Eine der vielen Schönheiten des Jazz liegt in der Organisation der Musiker*innen, die menschenfreundlicher erscheint als im Organisationsprinzip Rock. Man findet sich zusammen, produziert gemeinsam Musik, die in einer anderen Konstellation nicht hätte entstehen können, und geht wieder auseinander.
Eine temporäre Kooperation, die aber nichts Unverbindliches hat, sondern, wenn es gut läuft, eine Intensität bedingt, die die Teilnehmenden für den Moment der Entstehung verbindet, sie aber darüber hinaus nicht bindet. Anders als in der klassischen Rockband, in der Personalwechsel immer verdächtig sind - Freundschaften zerbrechen, Eitelkeiten schlagen durch, es geht ums Geld. Die Produktionseinheit hat konstant zu bleiben.

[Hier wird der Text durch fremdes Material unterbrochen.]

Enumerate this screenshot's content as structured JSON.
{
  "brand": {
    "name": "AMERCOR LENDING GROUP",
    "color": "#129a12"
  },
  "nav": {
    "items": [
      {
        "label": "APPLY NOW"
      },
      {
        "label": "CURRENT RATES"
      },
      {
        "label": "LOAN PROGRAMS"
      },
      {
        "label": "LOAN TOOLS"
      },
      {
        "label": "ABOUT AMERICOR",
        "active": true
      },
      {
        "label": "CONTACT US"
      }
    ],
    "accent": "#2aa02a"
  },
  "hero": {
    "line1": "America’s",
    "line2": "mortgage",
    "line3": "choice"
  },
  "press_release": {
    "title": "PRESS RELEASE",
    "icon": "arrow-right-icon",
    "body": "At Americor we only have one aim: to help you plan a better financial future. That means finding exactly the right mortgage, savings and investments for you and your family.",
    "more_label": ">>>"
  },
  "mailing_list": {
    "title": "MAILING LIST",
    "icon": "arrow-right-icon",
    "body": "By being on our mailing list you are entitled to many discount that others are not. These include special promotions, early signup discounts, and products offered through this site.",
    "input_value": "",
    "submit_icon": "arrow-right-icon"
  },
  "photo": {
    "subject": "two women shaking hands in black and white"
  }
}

Der Schlagzeuger Makaya McCraven reist gerne, trifft sich an den Orten mit Musiker*innen und macht Aufnahmen, die er dann mit ins Studio nimmt, schneidet, loopt und wieder zusammensetzt. Sein vorletztes Album »Universal Beings« wurde in Los Angeles, New York, Chicago und London eingespielt. Man hört einige der interessantesten jungen und mittelalten Jazz-Musiker*innen zurzeit, den Bassisten Junius Paul zum Beispiel, Jeff Parker an der Gitarre, die Harfenistin Brandee Younger und den Saxofonisten Shabaka Hutchings. Die Stücke sind live entstanden, improvisiert über ein oder zwei Rhythmen oder Melodie-Patterns. Die vier Mitschnitte mit vier unterschiedlichen Besetzungen ergaben 2018 eine der stimmigsten, zugänglichsten und zugleich innovativsten Jazz-Platten des Jahres.
Jetzt ist mit »Universal Beings E & F Sides« eine Art Zugabenalbum erschienen, 14 kurze Stücke, zumeist drei, vier Minuten lang. Im Zentrum steht stärker als auf »Universal Beings« das Schlagzeug, und das klingt hier vor allem fett und trotzdem filigran.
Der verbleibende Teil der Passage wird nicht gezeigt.